Radio- und Fernsehkonzession: Bundesrat verschlankt den Prozess

Der Bundesrat vereinfacht den Bewilligungsprozess für Lokalradios und Regionalfernsehen. Wer kein Geld erhält, benötigt ab dem Jahr 2025 auch keine Konzession mehr.

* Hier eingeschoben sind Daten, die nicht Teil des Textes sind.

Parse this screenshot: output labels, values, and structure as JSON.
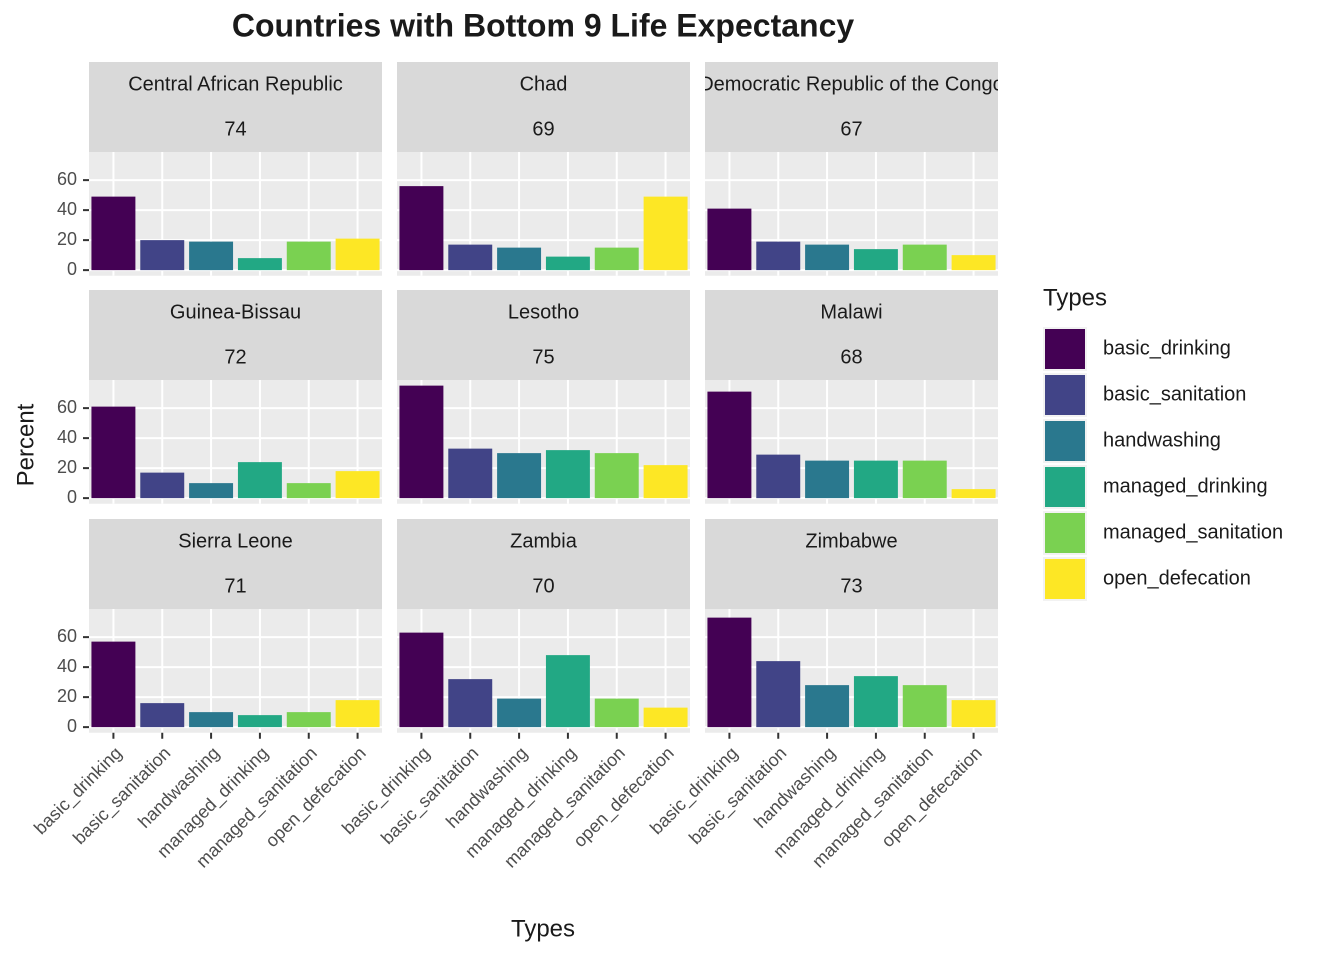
{
  "title": "Countries with Bottom 9 Life Expectancy",
  "chart_data": {
    "type": "bar",
    "x_label": "Types",
    "y_label": "Percent",
    "categories": [
      "basic_drinking",
      "basic_sanitation",
      "handwashing",
      "managed_drinking",
      "managed_sanitation",
      "open_defecation"
    ],
    "colors": [
      "#440154",
      "#414487",
      "#2a788e",
      "#22a884",
      "#7ad151",
      "#fde725"
    ],
    "ylim": [
      -3.75,
      78.75
    ],
    "yticks": [
      0,
      20,
      40,
      60
    ],
    "grid": true,
    "legend": {
      "title": "Types",
      "position": "right"
    },
    "facets": [
      {
        "title": "Central African Republic",
        "subtitle": 74,
        "values": [
          49,
          20,
          19,
          8,
          19,
          21
        ]
      },
      {
        "title": "Chad",
        "subtitle": 69,
        "values": [
          56,
          17,
          15,
          9,
          15,
          49
        ]
      },
      {
        "title": "Democratic Republic of the Congo",
        "subtitle": 67,
        "values": [
          41,
          19,
          17,
          14,
          17,
          10
        ]
      },
      {
        "title": "Guinea-Bissau",
        "subtitle": 72,
        "values": [
          61,
          17,
          10,
          24,
          10,
          18
        ]
      },
      {
        "title": "Lesotho",
        "subtitle": 75,
        "values": [
          75,
          33,
          30,
          32,
          30,
          22
        ]
      },
      {
        "title": "Malawi",
        "subtitle": 68,
        "values": [
          71,
          29,
          25,
          25,
          25,
          6
        ]
      },
      {
        "title": "Sierra Leone",
        "subtitle": 71,
        "values": [
          57,
          16,
          10,
          8,
          10,
          18
        ]
      },
      {
        "title": "Zambia",
        "subtitle": 70,
        "values": [
          63,
          32,
          19,
          48,
          19,
          13
        ]
      },
      {
        "title": "Zimbabwe",
        "subtitle": 73,
        "values": [
          73,
          44,
          28,
          34,
          28,
          18
        ]
      }
    ]
  }
}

Heute gibt es in der Schweiz drei Formen von privaten Radio- und TV-Stationen: Jene, die einen Anteil aus der Radio- und Fernsehabgabe erhalten und dafür einen Leistungsauftrag erfüllen müssen. Sender, die zwar eine Konzession und damit privilegierten Zugang zu den Sendeplätzen haben, aber dennoch keine Gelder aus der Abgabe erhalten, welche die Serafe einzieht. Und Sender, die lediglich beim Bundesamt für Kommunikation (Bakom) registriert sind.

Aus Sicht des Bundesrates ist das zu kompliziert. Er hat deshalb am Freitag entschieden, dieses Bewilligungsprozedere zu vereinfachen. Ab dem Jahr 2025 wird die Kategorie von Sendern mit Bewilligung aber ohne Abgabeerträge ersatzlos gestrichen, wie es in einer Mitteilung des Bakom heisst. Damit vollziehe der Bundesrat eine weitere Liberalisierung der Rahmenbedingungen.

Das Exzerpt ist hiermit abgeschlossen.